The downside is that the numerical complexity of the method grows (at least) quadratically with $n$.
The good news however is that thanks to the theory of reproducing kernel Hilbert spaces (RKHS), one can still compute this non-linear decision function using (almost) the same numerical algorithm.
Given a kernel $ \kappa(x,z) \in \RR $ defined for $(x,z) \in \RR^p$, the kernelized method replace the linear decision functional $f(x) = \dotp{x}{w}$ by a sum of kernel centered on the samples $$ f_h(x) = \sum_{i=1}^p h_i k(x_i,x) $$ where $h \in \RR^n$ is the unknown vector of weight to find.

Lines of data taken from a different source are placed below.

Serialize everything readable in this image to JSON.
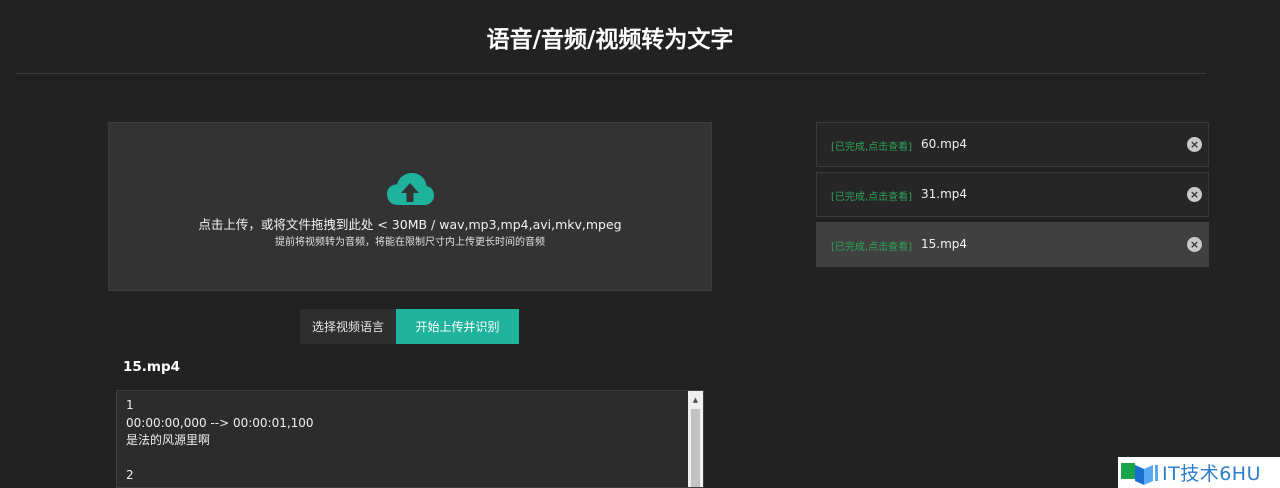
{
  "page": {
    "title": "语音/音频/视频转为文字"
  },
  "upload": {
    "icon": "cloud-upload-icon",
    "instruction": "点击上传，或将文件拖拽到此处 < 30MB / wav,mp3,mp4,avi,mkv,mpeg",
    "hint": "提前将视频转为音频，将能在限制尺寸内上传更长时间的音频"
  },
  "actions": {
    "language_label": "选择视频语言",
    "start_label": "开始上传并识别"
  },
  "result": {
    "file_name": "15.mp4",
    "transcript": "1\n00:00:00,000 --> 00:00:01,100\n是法的风源里啊\n\n2"
  },
  "file_list": {
    "items": [
      {
        "status": "[已完成,点击查看]",
        "name": "60.mp4",
        "selected": false
      },
      {
        "status": "[已完成,点击查看]",
        "name": "31.mp4",
        "selected": false
      },
      {
        "status": "[已完成,点击查看]",
        "name": "15.mp4",
        "selected": true
      }
    ],
    "close_icon": "close-circle-icon"
  },
  "watermark": {
    "text": "IT技术6HU"
  },
  "colors": {
    "accent": "#1fb39e",
    "status_green": "#2ea35a",
    "background": "#222222"
  }
}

When using the linear kernel $\kappa(x,y)=\dotp{x}{y}$, one retrieves the previously studied linear method.
Macro to compute pairwise squared Euclidean distance matrix.
# slow
def distmat1(X,Z):
D = np.zeros((X.shape[0],Z.shape[0]))
for i in np.arange(0,X.shape[0]):
for j in np.arange(0,Z.shape[0]):
D[i,j] = np.linalg.norm( X[i,:]-Z[j,:] );
return D
# fast
from scipy import spatial
def distmat(X,Z): return spatial.distance.cdist(X,Z)**2
The gaussian kernel is the most well known and used kernel $$ \kappa(x,y) \eqdef e^{-\frac{\norm{x-y}^2}{2\sigma^2}} . $$ The bandwidth parameter $\si>0$ is crucial and controls the locality of the model. It is typically tuned through cross validation.
def kappa(X,Z,sigma): return np.exp( -distmat(X,Z)/(2*sigma**2) )
We generate synthetic data in 2-D which are not separable by an hyperplane.
n = 1000
p = 2;
t = 2*np.pi*np.random.randn(n1,1);
R = 2.5;
r = R*(1.5 + .2*np.random.randn(n1,1)); # radius
X1 = np.hstack((np.cos(t)*r, np.sin(t)*r));
X = np.vstack((np.random.randn(n1,2), X1))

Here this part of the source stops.